Development of a prototype malaxer to investigate the influence of oxygen on extra-virgin olive oil quality and yield

Annual Conference on Bioscience

September 12-13, 2016 Berlin, Germany

Antonia Tamborrino, Roberto Romaniello and Alessandro Leone

University of Bari Aldo Moro, Italy
University of Foggia, Italy

Scientific Tracks Abstracts: J Bioeng Biomed Sci

Abstract :

A system that supplied gas and measured oxygen concentration was implemented on a prototype malaxer. The system was able to measure the oxygen concentration both in headspace and in the olive paste. Five processing conditions were performed to assess the influence of the oxygen on the qualitative/quantitative parameters of the obtained olive oil. Several parameters were determined and a session of sensorial analysis was performed. The oxygen content in the headspace and olive paste was measured and the balance between these contents was assessed; a high correlation between the oxygen consumed in the headspace and the oxygen consumed by the olive paste was found. An amount of oxygen per kilogram of dough, over 40 minutes of kneading, falling in the range 55.4 to 77.9 mg [O2] kg-1 [olive paste], give of the best qualitative and quantitative performance during the malaxation process. The experimental tests have also demonstrated that a controlled oxygen supply promotes the production of volatile compounds responsible of balanced oil, avoiding its excessive oxidation.
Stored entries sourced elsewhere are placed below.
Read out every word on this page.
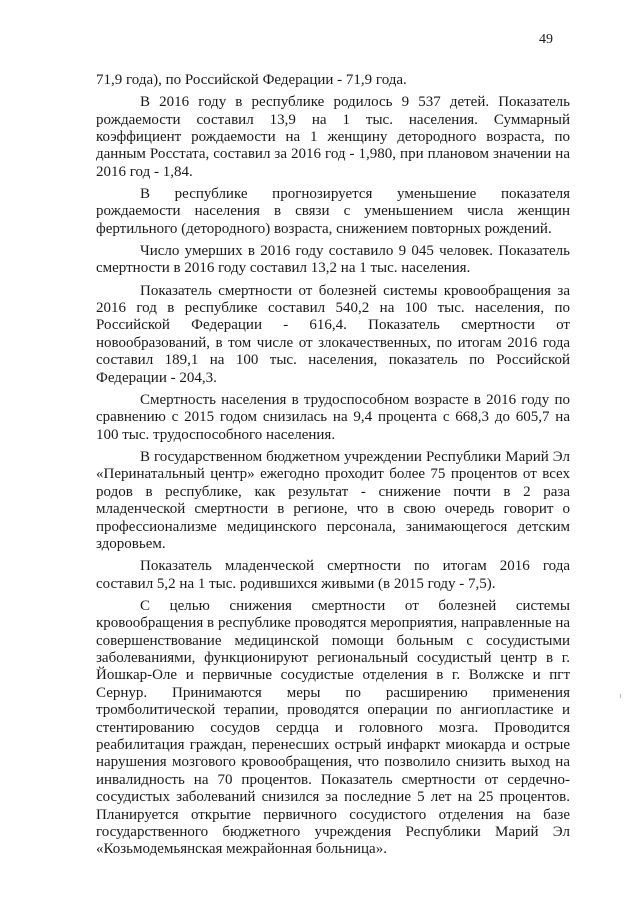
49

71,9 года), по Российской Федерации - 71,9 года.

В 2016 году в республике родилось 9 537 детей. Показатель рождаемости составил 13,9 на 1 тыс. населения. Суммарный коэффициент рождаемости на 1 женщину детородного возраста, по данным Росстата, составил за 2016 год - 1,980, при плановом значении на 2016 год - 1,84.

В республике прогнозируется уменьшение показателя рождаемости населения в связи с уменьшением числа женщин фертильного (детородного) возраста, снижением повторных рождений.

Число умерших в 2016 году составило 9 045 человек. Показатель смертности в 2016 году составил 13,2 на 1 тыс. населения.

Показатель смертности от болезней системы кровообращения за 2016 год в республике составил 540,2 на 100 тыс. населения, по Российской Федерации - 616,4. Показатель смертности от новообразований, в том числе от злокачественных, по итогам 2016 года составил 189,1 на 100 тыс. населения, показатель по Российской Федерации - 204,3.

Смертность населения в трудоспособном возрасте в 2016 году по сравнению с 2015 годом снизилась на 9,4 процента с 668,3 до 605,7 на 100 тыс. трудоспособного населения.

В государственном бюджетном учреждении Республики Марий Эл «Перинатальный центр» ежегодно проходит более 75 процентов от всех родов в республике, как результат - снижение почти в 2 раза младенческой смертности в регионе, что в свою очередь говорит о профессионализме медицинского персонала, занимающегося детским здоровьем.

Показатель младенческой смертности по итогам 2016 года составил 5,2 на 1 тыс. родившихся живыми (в 2015 году - 7,5).

С целью снижения смертности от болезней системы кровообращения в республике проводятся мероприятия, направленные на совершенствование медицинской помощи больным с сосудистыми заболеваниями, функционируют региональный сосудистый центр в г. Йошкар-Оле и первичные сосудистые отделения в г. Волжске и пгт Сернур. Принимаются меры по расширению применения тромболитической терапии, проводятся операции по ангиопластике и стентированию сосудов сердца и головного мозга. Проводится реабилитация граждан, перенесших острый инфаркт миокарда и острые нарушения мозгового кровообращения, что позволило снизить выход на инвалидность на 70 процентов. Показатель смертности от сердечно-сосудистых заболеваний снизился за последние 5 лет на 25 процентов. Планируется открытие первичного сосудистого отделения на базе государственного бюджетного учреждения Республики Марий Эл «Козьмодемьянская межрайонная больница».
These data allowed us to define new basic parameters for the malaxer design and to optimize the extraction performance, thus ensuring the production of high-quality olive oil.

Biography :

Antonia Tamborrino is an Assistant Professor on Agricultural Mechanics and Food Processing Plants at the University of Bari, Department of Agricultural and Environmental Science. Her scientific research deals with the innovation and optimization of agro-food industry equipment and plants, design of the food pilot plants and their implementation in the industrial environment, sensors and real time process for the food industry, processes settings and influence of industrial processes on food quality. She has participated on different national and UE projects to develop innovative processes and prototypes of agro-industry plants.